Kill this bill and start over.

We need health reform desperately, but not this bill.

Don’t be fooled into allowing the underlying 2700 pages bill, which the health care industry crafted, which will allow them to steal at will from us and the US Treasury, to become law. 

It will force us to purchase questionable insurance to purchase overpriced care.

The health care industry reported paying $600,000,000. dollars so far for this bill.

What other deals and payoffs have been made?

Real Public Option reforms which would save lives and save money have been kept out of the debate by the President, Democrats, and Republicans, did anyone commit crimes doing it?

Eliot Spitzer should be put in charge of a federal squad of Untouchables to perform hard nosed audits and investigations of Wall Street and Washington which will ascertain what roll criminal activity has had and is having in the destructive behavior which has decimated individual wealth, political fairness, and the United States Treasury.
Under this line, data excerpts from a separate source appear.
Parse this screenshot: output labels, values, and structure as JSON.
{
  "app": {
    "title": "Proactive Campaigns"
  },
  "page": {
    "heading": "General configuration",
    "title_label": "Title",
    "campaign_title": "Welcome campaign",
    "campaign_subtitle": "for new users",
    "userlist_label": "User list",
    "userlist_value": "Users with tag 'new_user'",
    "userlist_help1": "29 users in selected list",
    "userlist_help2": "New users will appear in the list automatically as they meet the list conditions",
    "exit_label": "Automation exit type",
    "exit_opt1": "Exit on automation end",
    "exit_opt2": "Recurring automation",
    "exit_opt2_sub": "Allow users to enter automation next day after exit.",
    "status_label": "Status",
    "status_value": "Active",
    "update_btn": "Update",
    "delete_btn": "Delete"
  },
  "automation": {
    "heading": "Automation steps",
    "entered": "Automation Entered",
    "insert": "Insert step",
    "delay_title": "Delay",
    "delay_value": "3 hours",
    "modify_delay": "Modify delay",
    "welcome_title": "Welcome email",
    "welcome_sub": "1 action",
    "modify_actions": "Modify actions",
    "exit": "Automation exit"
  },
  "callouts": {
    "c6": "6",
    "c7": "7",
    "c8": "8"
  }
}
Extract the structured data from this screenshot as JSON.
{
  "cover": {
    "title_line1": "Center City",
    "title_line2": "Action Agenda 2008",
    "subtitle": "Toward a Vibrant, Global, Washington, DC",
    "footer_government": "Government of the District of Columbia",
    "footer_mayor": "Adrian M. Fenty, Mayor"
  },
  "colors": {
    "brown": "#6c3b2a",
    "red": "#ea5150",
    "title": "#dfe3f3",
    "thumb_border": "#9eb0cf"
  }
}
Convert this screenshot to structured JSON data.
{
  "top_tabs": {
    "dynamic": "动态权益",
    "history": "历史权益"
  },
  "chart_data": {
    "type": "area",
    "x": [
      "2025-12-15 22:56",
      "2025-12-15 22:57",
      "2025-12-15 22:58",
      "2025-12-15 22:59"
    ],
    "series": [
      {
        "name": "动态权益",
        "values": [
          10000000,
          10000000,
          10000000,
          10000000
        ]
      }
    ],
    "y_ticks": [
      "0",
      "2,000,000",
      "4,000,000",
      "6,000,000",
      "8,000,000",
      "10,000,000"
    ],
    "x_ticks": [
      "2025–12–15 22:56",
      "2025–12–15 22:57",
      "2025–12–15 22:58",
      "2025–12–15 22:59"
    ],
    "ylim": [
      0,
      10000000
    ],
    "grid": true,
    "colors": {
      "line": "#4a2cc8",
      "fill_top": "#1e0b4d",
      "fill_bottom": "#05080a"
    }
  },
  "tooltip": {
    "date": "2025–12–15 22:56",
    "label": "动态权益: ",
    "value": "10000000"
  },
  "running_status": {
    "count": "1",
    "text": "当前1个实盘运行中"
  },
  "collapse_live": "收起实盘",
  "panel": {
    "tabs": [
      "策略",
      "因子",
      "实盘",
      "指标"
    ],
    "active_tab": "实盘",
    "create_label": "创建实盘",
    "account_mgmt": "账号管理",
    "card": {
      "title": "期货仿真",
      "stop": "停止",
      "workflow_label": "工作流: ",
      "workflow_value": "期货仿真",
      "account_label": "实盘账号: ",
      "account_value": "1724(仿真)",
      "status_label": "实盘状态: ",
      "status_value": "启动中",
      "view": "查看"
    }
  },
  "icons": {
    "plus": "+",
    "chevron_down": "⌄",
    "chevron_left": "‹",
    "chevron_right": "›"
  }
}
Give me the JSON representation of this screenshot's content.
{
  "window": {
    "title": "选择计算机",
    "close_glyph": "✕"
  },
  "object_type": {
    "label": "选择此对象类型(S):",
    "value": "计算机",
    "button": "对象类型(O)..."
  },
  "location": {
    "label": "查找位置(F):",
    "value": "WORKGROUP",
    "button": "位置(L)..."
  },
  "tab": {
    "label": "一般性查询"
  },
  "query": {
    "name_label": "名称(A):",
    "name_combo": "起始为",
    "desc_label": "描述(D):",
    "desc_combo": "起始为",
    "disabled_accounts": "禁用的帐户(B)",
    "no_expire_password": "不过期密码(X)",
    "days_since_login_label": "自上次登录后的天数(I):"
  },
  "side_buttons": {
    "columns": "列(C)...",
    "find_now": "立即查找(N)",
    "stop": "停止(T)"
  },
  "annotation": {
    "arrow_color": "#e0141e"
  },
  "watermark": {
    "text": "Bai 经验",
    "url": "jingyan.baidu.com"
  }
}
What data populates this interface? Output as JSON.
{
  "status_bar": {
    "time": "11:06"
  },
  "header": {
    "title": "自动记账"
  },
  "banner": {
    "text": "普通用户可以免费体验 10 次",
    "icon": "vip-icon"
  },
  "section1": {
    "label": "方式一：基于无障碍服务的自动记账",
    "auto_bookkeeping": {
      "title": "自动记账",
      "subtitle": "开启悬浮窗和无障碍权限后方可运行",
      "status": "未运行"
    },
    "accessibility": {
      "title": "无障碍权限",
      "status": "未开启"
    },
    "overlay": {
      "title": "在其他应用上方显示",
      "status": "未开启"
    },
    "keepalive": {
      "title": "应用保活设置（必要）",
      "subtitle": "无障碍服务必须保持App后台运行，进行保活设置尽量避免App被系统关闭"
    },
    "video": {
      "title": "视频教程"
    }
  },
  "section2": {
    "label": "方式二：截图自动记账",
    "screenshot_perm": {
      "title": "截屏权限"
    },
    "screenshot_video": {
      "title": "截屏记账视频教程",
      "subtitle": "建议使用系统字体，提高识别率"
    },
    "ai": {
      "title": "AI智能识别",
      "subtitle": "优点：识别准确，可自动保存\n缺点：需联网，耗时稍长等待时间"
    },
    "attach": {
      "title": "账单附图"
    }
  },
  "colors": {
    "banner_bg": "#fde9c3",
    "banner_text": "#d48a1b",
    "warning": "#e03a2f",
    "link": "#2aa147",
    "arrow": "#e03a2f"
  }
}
All 300 million people in the US could receive free public option health care, delivered from government VA system styled hospitals, paid for with sales tax revenues instead of insurance premiums, and it would save $1trillion dollars every year from the $2.6trillion spent last year.

Everyone choosing government, sales tax funded care, could have it free with no restrictions primary, inpatient, outpatient, long-term, mental, ophthalmology and dentistry including medications.

Either Free Public Option or Private Purchase Private Care options for everyone to choose from.

Bill Watson | submitted on 03/05/2010, 6:36pm

Just give us the same healthcare that congress and the senate gets. that will do.